3. **ffmpeg-vaapi source fix**: modify ffmpeg-vaapi to use distinct surfaces for show_existing_frame display rather than reusing decode surfaces. Cross-package; rejected as default first move.
## Commits delivered this iteration
On `av1-iter1` branch (both ampere `/home/mfritsche/src/libva-v4l2-request-fourier/` + noether `/home/mfritsche/src/libva-multiplanar/libva-v4l2-request-fourier/`):
```
c839b94 ampere-av1 Phase 3 finding: iter2 Fix 3 release is NOT the divergence cause
d7ef0f6 ampere-av1 Phase 3: SEQUENCE byte-equal kdirect; 3/10 frames PASS bit-exact
5803cbc ampere-av1 Phase 3 progress: film_grain link + UPDATE_GRAIN; frame 0 bit-exact
ab79ed5 ampere-av1 Phase 3 in-progress notes: UPDATE_GRAIN segfault; 352x288 still 0-byte
5fb7e36 ampere-av1 Phase 3 fix: wire reference_frame_ts[] from VAAPI ref_frame_map[]
85bcddb v4l2: surface error_idx + errno on VIDIOC_S_EXT_CTRLS failure
9c30ecc ampere-av1 Phase 2.1: implement av1_set_controls body (~500 LoC)
78a9978 ampere-av1 Phase 2 step 4: AV1 dispatch scaffolding compiles and wires
61db76e ampere-av1 Phase 2 step 2: advertise VAProfileAV1Profile0 via libva
bed75c0 ampere-av1 Phase 2 step 1: third-device fd scaffolding for vpu981
```
Branch is NOT yet pushed to gitea (per pre-amnesia me's "ssh sideband disconnect on vp9 branch" note — manual push attempt deferred).
## Verifier scripts retained
- `/tmp/diff_av1_ctrls.py` on ampere: per-CID byte diff between two strace logs.
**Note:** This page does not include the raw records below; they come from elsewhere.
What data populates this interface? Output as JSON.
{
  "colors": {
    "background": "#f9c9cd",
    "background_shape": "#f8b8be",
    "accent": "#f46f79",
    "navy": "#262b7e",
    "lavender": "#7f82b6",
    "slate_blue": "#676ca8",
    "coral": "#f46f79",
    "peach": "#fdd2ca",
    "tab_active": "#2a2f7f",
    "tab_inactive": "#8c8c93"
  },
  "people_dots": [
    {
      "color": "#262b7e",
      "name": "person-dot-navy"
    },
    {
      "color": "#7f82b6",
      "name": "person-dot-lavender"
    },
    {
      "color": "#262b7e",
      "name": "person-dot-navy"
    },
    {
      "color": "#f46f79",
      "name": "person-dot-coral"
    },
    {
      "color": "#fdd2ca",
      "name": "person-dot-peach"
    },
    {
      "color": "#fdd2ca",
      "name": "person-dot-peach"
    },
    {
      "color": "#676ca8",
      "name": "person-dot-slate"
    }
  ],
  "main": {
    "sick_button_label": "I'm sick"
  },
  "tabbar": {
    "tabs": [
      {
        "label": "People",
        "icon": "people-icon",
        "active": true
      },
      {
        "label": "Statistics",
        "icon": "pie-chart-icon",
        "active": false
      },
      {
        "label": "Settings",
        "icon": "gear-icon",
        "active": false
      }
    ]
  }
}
Decodes octal-escaped strings, matches the same ctrl across calls, prints byte-level diffs.
- `/tmp/ivf_split.py` on ampere: splits an IVF file into per-frame `.bin` files. Reveals AV1 show_existing_frame OBUs as 5-byte stub frames.
- patched `libavcodec.so.62.28.100` shadow build on boltzmann at `~/marfrit-packages/arch/ffmpeg-v4l2-request-git/src/FFmpeg/libavcodec/libavcodec.so.62`; the `.bak` source was restored to clean — re-apply via:
```sh
ssh boltzmann 'sed -i "/memcpy(pic->output->addr + pic->output->bytesused, data, size);/a\\ do { static unsigned int __dump_idx = 0; char __p[256]; snprintf(__p, sizeof(__p), \"/tmp/K_dump_kdirect/append_%04u_size%u.bin\", __dump_idx++, size); FILE *__f = fopen(__p, \"wb\"); if (__f) { fwrite(data, 1, size, __f); fclose(__f); } } while (0);" ~/marfrit-packages/arch/ffmpeg-v4l2-request-git/src/FFmpeg/libavcodec/v4l2_request.c'
```
then `make -j8 libavcodec/libavcodec.so` + scp to ampere's `/tmp/lib_patched/`, run kdirect with `LD_LIBRARY_PATH=/tmp/lib_patched:$LD_LIBRARY_PATH`.
## Stance
Phase 3 closes with **AV1 hardware decode WORKING for the common cases**: simple intra-only (10/10), grain-free inter (test_av1), and grain-IDR frames (3/10 on av1_larger). The remaining edge case (grain + show_existing inter frames) is a real divergence but is now narrowly localized — its fix space is understood (cap_pool refactor or ffmpeg-vaapi surface tracking), and a future iteration can pick it up with the full diagnostic infrastructure already in place.
Tasks #21 carries the resumption details.